Genome-wide survey for PilR recognition sites of the metal-reducing prokaryote Geobacter sulfurreducens.

TitleGenome-wide survey for PilR recognition sites of the metal-reducing prokaryote Geobacter sulfurreducens.
Publication TypeJournal Article
Year of Publication2010
AuthorsKrushkal J, Juárez K, Barbe JF, Qu Y, Andrade A, Puljic M, Adkins RM, Lovley DR, Ueki T
Date Published2010 Dec 1
KeywordsBacterial Proteins, Base Sequence, Binding Sites, Conserved Sequence, Ferric Compounds, Fimbriae Proteins, Gene Expression Regulation, Bacterial, Genome, Bacterial, Geobacter, Molecular Sequence Data, Promoter Regions, Genetic, Transcription Factors, Transcription, Genetic

Geobacter sulfurreducens is a species from the bacterial family Geobacteraceae, members of which participate in bioenergy production and in environmental bioremediation. G. sulfurreducens pili are electrically conductive and are required for Fe(III) oxide reduction and for optimal current production in microbial fuel cells. PilR is an enhancer binding protein, which is an activator acting together with the alternative sigma factor, RpoN, in transcriptional regulation. Both RpoN and PilR are involved in regulation of expression of the pilA gene, whose product is pilin, a structural component of a pilus. Using bioinformatic approaches, we predicted G. sulfurreducens sequence elements that are likely to be regulated by PilR. The functional importance of the genome region containing a PilR binding site predicted upstream of the pilA gene was experimentally validated.
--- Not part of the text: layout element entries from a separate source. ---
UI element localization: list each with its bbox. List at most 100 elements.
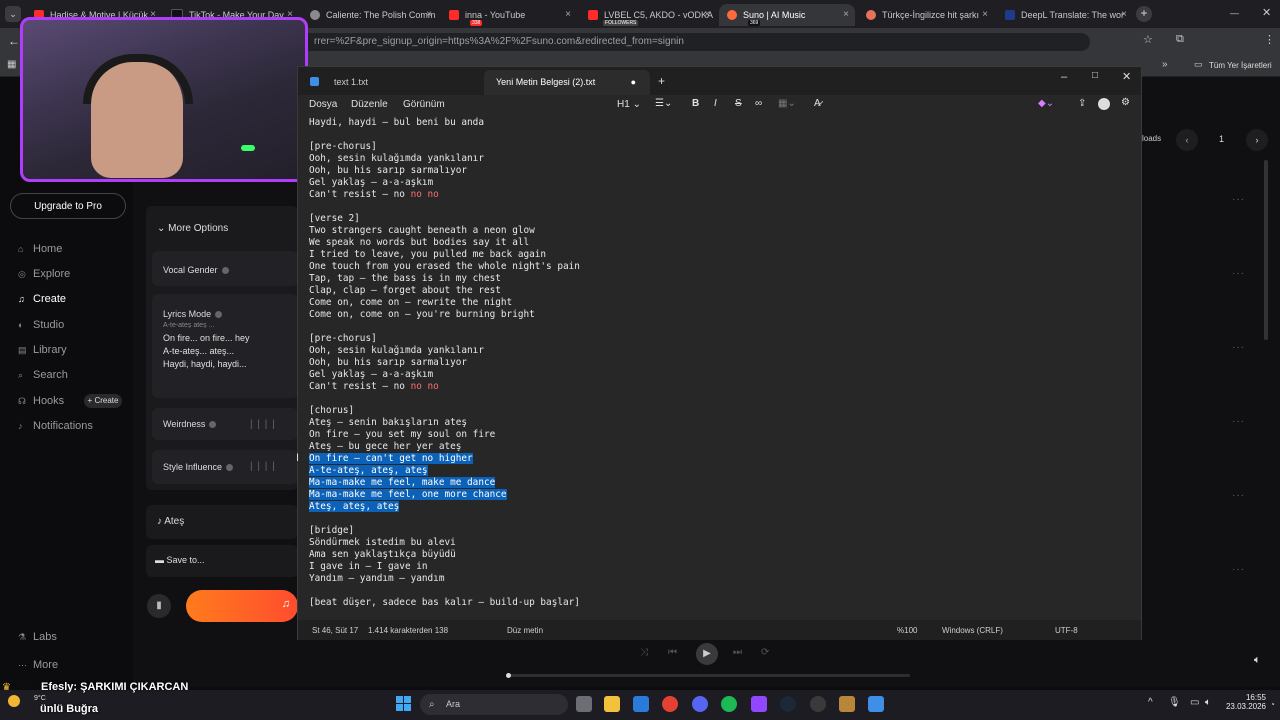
new-tab-button[interactable]: +	[1136, 6, 1152, 22]
twitch-icon[interactable]	[751, 696, 767, 712]
bookmarks-overflow-icon[interactable]: »	[1162, 59, 1168, 70]
close-window-button[interactable]: ✕	[1122, 70, 1131, 83]
menu-view[interactable]: Görünüm	[403, 99, 445, 110]
app-icon[interactable]	[839, 696, 855, 712]
close-tab-icon[interactable]: ×	[426, 9, 432, 20]
bold-icon[interactable]: B	[692, 98, 699, 109]
weather-widget[interactable]: 9°C	[8, 693, 46, 715]
tray-overflow-icon[interactable]: ^	[1148, 697, 1153, 708]
steam-icon[interactable]	[780, 696, 796, 712]
upgrade-to-pro-button[interactable]: Upgrade to Pro	[10, 193, 126, 219]
browser-tab-3[interactable]: Caliente: The Polish Comm ×	[302, 4, 438, 26]
close-tab-icon[interactable]: ×	[565, 9, 571, 20]
zoom-level[interactable]: %100	[897, 626, 917, 635]
menu-file[interactable]: Dosya	[309, 99, 337, 110]
link-icon[interactable]: ∞	[755, 98, 762, 109]
store-icon[interactable]	[633, 696, 649, 712]
close-tab-icon[interactable]: ×	[1121, 9, 1127, 20]
nav-notifications[interactable]: ♪ Notifications	[18, 420, 93, 432]
strikethrough-icon[interactable]: S	[735, 98, 742, 109]
tab-search-icon[interactable]: ⌄	[5, 6, 21, 22]
heading-dropdown[interactable]: H1 ⌄	[617, 99, 641, 110]
nav-explore[interactable]: ◎ Explore	[18, 268, 70, 280]
volume-icon[interactable]: 🔈︎	[1254, 654, 1261, 667]
repeat-icon[interactable]: ⟳	[761, 647, 769, 658]
network-icon[interactable]: ▭	[1190, 697, 1199, 708]
close-tab-icon[interactable]: ×	[843, 9, 849, 20]
notepad-tab-2[interactable]: Yeni Metin Belgesi (2).txt ●	[484, 70, 650, 95]
browser-tab-8[interactable]: DeepL Translate: The wor ×	[997, 4, 1133, 26]
discord-icon[interactable]	[692, 696, 708, 712]
browser-tab-5[interactable]: LVBEL C5, AKDO - vODKA ×	[580, 4, 716, 26]
notifications-bell-icon[interactable]: ◔	[1270, 700, 1275, 709]
microphone-icon[interactable]: 🎙︎	[1168, 697, 1181, 708]
song-more-icon[interactable]: ···	[1232, 342, 1245, 353]
line-ending[interactable]: Windows (CRLF)	[942, 626, 1003, 635]
nav-search[interactable]: ⌕ Search	[18, 369, 68, 381]
minimize-browser-button[interactable]: —	[1230, 8, 1239, 18]
song-more-icon[interactable]: ···	[1232, 416, 1245, 427]
close-browser-button[interactable]: ✕	[1262, 6, 1271, 19]
taskbar-search[interactable]: ⌕ Ara	[420, 694, 568, 715]
nav-more[interactable]: ⋯ More	[18, 659, 58, 671]
task-view-icon[interactable]	[576, 696, 592, 712]
apps-grid-icon[interactable]: ▦	[7, 59, 16, 70]
play-button[interactable]: ▶	[696, 643, 718, 665]
playback-progress-bar[interactable]	[506, 673, 910, 678]
notepad-tab-1[interactable]: text 1.txt	[298, 70, 478, 95]
page-scrollbar[interactable]	[1264, 160, 1268, 340]
nav-studio[interactable]: ◐ Studio	[18, 319, 64, 331]
previous-track-icon[interactable]: ⏮	[668, 647, 677, 658]
obs-icon[interactable]	[810, 696, 826, 712]
clear-format-icon[interactable]: A̷	[814, 98, 821, 109]
copilot-icon[interactable]: ◆⌄	[1038, 98, 1054, 109]
notepad-taskbar-icon[interactable]	[868, 696, 884, 712]
minimize-button[interactable]: –	[1061, 71, 1067, 83]
spotify-icon[interactable]	[721, 696, 737, 712]
settings-gear-icon[interactable]: ⚙	[1121, 97, 1130, 108]
close-tab-icon[interactable]: ×	[704, 9, 710, 20]
create-song-button[interactable]: ♫	[186, 590, 298, 622]
maximize-button[interactable]: □	[1092, 70, 1098, 81]
more-options-toggle[interactable]: ⌄ More Options	[157, 223, 228, 234]
back-icon[interactable]: ←	[8, 34, 20, 48]
nav-home[interactable]: ⌂ Home	[18, 243, 62, 255]
new-notepad-tab-button[interactable]: +	[658, 74, 665, 88]
menu-edit[interactable]: Düzenle	[351, 99, 388, 110]
chrome-icon[interactable]	[662, 696, 678, 712]
nav-labs[interactable]: ⚗ Labs	[18, 631, 57, 643]
windows-start-icon[interactable]	[396, 696, 412, 712]
weirdness-slider-ticks[interactable]: | | | |	[250, 419, 276, 430]
progress-knob[interactable]	[506, 673, 511, 678]
shuffle-icon[interactable]: ⤨	[640, 647, 648, 658]
browser-tab-4[interactable]: inna - YouTube ×	[441, 4, 577, 26]
speaker-icon[interactable]: 🔈︎	[1205, 697, 1211, 708]
prev-page-button[interactable]: ‹	[1176, 129, 1198, 151]
song-more-icon[interactable]: ···	[1232, 490, 1245, 501]
menu-icon[interactable]: ⋮	[1264, 33, 1275, 46]
text-format[interactable]: Düz metin	[507, 626, 543, 635]
file-explorer-icon[interactable]	[604, 696, 620, 712]
notepad-editor[interactable]: Haydi, haydi — bul beni bu anda [pre-cho…	[298, 115, 1141, 620]
extensions-icon[interactable]: ⧉	[1176, 33, 1184, 46]
next-track-icon[interactable]: ⏭	[733, 647, 742, 658]
bookmark-star-icon[interactable]: ☆	[1143, 33, 1153, 46]
nav-library[interactable]: ▤ Library	[18, 344, 67, 356]
taskbar-clock[interactable]: 16:55 23.03.2026	[1216, 693, 1266, 711]
share-icon[interactable]: ⇪	[1078, 98, 1086, 109]
close-tab-icon[interactable]: ×	[982, 9, 988, 20]
song-more-icon[interactable]: ···	[1232, 194, 1245, 205]
next-page-button[interactable]: ›	[1246, 129, 1268, 151]
browser-tab-6[interactable]: Suno | AI Music ×	[719, 4, 855, 26]
table-icon[interactable]: ▦⌄	[778, 98, 796, 109]
browser-tab-7[interactable]: Türkçe-İngilizce hit şarkı ×	[858, 4, 994, 26]
encoding[interactable]: UTF-8	[1055, 626, 1078, 635]
account-icon[interactable]	[1098, 98, 1110, 110]
italic-icon[interactable]: I	[714, 98, 717, 109]
list-icon[interactable]: ☰⌄	[655, 98, 672, 109]
trash-button[interactable]: ▮	[147, 594, 171, 618]
address-bar[interactable]: rrer=%2F&pre_signup_origin=https%3A%2F%2…	[300, 33, 1090, 51]
style-influence-slider-ticks[interactable]: | | | |	[250, 461, 276, 472]
hooks-create-badge[interactable]: + Create	[84, 394, 122, 408]
all-bookmarks-label[interactable]: Tüm Yer İşaretleri	[1209, 61, 1272, 70]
The predicted G. sulfurreducens PilR binding sites are similar to PilR binding sites of Pseudomonas and Moraxella. While the number of predicted PilR-regulated sites did not deviate from that expected by chance, multiple sites were predicted upstream of genes with roles in biosynthesis and function of pili and flagella, in secretory pathways, and in cell wall biogenesis, suggesting the possible involvement of G. sulfurreducens PilR in regulation of production and assembly of pili and flagella.